Sunday, March 24, 2013
Online Healthcare Innovation Forum: Two Growth Industries – Growing Human Organs in Labs and Growing Democrat Opposition to Medical Device Tax
The development of lab-built body parts is being spurred by a shortage of organ donors and rising demand for transplants.
Gautum Naif, “Researchers Grown Human Organs in Lab,” Wall Street Journal, March 23, 2013
1. “The industry is being punished for its innovation and growth.”
2. “The tax is a burden on medical device businesses but, most importantly, it is a disincentive for jobs. It stifles innovation, and it makes it more difficult for the next generations of lifeesaving device to make it the market.

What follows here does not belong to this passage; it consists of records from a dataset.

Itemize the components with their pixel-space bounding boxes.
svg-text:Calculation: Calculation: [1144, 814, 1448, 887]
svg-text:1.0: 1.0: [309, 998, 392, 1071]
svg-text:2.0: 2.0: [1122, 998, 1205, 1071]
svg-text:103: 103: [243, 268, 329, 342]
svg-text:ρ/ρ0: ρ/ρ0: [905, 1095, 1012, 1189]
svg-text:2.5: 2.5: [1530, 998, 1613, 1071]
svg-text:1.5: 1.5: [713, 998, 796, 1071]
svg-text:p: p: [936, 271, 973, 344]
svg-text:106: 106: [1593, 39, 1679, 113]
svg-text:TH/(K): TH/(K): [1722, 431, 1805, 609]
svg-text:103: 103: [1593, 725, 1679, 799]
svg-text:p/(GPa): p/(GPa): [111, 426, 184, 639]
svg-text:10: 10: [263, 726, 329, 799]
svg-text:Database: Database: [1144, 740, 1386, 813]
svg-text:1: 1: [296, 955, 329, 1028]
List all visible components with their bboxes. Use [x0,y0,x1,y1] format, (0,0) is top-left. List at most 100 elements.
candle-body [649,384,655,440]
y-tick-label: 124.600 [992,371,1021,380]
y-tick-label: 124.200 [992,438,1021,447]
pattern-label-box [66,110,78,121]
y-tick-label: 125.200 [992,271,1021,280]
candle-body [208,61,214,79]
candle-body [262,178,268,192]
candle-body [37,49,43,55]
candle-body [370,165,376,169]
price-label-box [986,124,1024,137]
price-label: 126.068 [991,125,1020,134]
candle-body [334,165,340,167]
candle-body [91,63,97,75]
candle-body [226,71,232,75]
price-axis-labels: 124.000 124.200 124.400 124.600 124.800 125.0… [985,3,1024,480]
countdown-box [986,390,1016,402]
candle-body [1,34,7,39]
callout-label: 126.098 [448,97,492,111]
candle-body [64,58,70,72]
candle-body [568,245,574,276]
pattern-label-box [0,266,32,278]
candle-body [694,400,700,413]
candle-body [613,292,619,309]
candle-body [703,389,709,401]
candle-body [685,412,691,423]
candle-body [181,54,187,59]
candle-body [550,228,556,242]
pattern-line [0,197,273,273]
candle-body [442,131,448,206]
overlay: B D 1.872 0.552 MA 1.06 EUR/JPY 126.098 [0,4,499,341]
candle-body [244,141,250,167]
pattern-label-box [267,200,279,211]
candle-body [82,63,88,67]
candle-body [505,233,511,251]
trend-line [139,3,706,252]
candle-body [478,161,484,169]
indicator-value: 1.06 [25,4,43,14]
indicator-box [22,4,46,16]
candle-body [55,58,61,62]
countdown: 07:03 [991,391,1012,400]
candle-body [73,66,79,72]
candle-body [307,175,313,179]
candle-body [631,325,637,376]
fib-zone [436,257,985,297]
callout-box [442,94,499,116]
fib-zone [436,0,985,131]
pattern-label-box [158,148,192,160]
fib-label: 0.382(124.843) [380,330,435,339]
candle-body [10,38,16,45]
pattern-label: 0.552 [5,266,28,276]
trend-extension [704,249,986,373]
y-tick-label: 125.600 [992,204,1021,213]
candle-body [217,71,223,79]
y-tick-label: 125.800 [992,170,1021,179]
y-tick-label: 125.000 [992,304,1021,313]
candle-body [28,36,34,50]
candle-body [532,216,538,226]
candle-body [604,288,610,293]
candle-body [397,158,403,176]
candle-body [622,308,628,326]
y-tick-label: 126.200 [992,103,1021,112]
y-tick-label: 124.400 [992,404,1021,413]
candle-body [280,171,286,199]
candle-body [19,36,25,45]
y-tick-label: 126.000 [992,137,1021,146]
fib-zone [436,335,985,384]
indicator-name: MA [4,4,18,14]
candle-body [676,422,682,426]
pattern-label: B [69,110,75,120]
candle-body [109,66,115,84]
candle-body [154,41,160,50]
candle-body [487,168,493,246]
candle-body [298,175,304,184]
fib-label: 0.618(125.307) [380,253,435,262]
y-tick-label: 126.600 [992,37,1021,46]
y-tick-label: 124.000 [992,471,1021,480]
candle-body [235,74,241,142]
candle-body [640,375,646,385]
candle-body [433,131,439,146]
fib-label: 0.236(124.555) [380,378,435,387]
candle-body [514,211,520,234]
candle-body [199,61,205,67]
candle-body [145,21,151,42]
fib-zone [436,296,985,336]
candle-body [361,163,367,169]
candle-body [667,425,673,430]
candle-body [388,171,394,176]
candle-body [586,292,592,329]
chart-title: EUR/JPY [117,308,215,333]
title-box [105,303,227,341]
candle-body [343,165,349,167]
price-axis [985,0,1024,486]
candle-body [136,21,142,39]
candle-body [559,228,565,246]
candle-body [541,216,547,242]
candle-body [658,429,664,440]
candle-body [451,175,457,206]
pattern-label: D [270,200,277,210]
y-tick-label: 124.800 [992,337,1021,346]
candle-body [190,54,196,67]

Quotes from Minnesota’s two Democrat Senators, Al Franken and Amy Klobuchar, in “Their Own Devices, “ justifying their vote to repeal $29 billion excise tax on medical device sales, Wall Street Journal, March 23, 3013.
Innovation based on human organ growth is in. Taxes on medical devices as stiflers of innovation is out.
For wildly different reasons.
· With lab growth of human organs, researchers discovered that stem cells – found in human bone marrow and fat and elsewhere –can be transformed into other organ tissues. Scientists at Wake Forest’s Institute for Regenerative Medicine have grown human bladders and now at work on other bio-engineered body parts, including blood vessels and livers. At London’s Royal Free Hospital, scientists have grown and transplanted a trachea. In Madrid and elsewhere, scientists are hard at work growing hearts, ears, noses, urethras, and bile ducts. The big pay-off, scientifically and economically, will come with a lab-built heart parts, coronaries, valves, and myocardial patches, and maybe, in 5 to 10 years, a whole heart.
· As for Democrats coming out to support innovation and to repeal the Obamacare-imposed tax on medical devices, this may come as a revelation, or more likely, but there's a revolution against a law that hurts home-grown industries and employment. In the Senate, the medical device tax lost in a rout, 70 to 29, big enough to withstand a Presidential veto. Democratic Senators from traditionally liberal states –Massachusetts, Minnesota. Washington State, Illinois, Maryland, and Connecticut – came out of the woodwork to vote down the medical device excise tax. As the Wall Street Journal editorial puts it, “All of this isn’t so much a change of heart, but a full cardiac transplant.” To put it another way, negative influences on your constituents may cause discontinuance of your previous point of view.Tweet: Innovation is in – in labs where human organs grow and in U.S. Senate, causing it to reject an innovation-stifling medical device tax.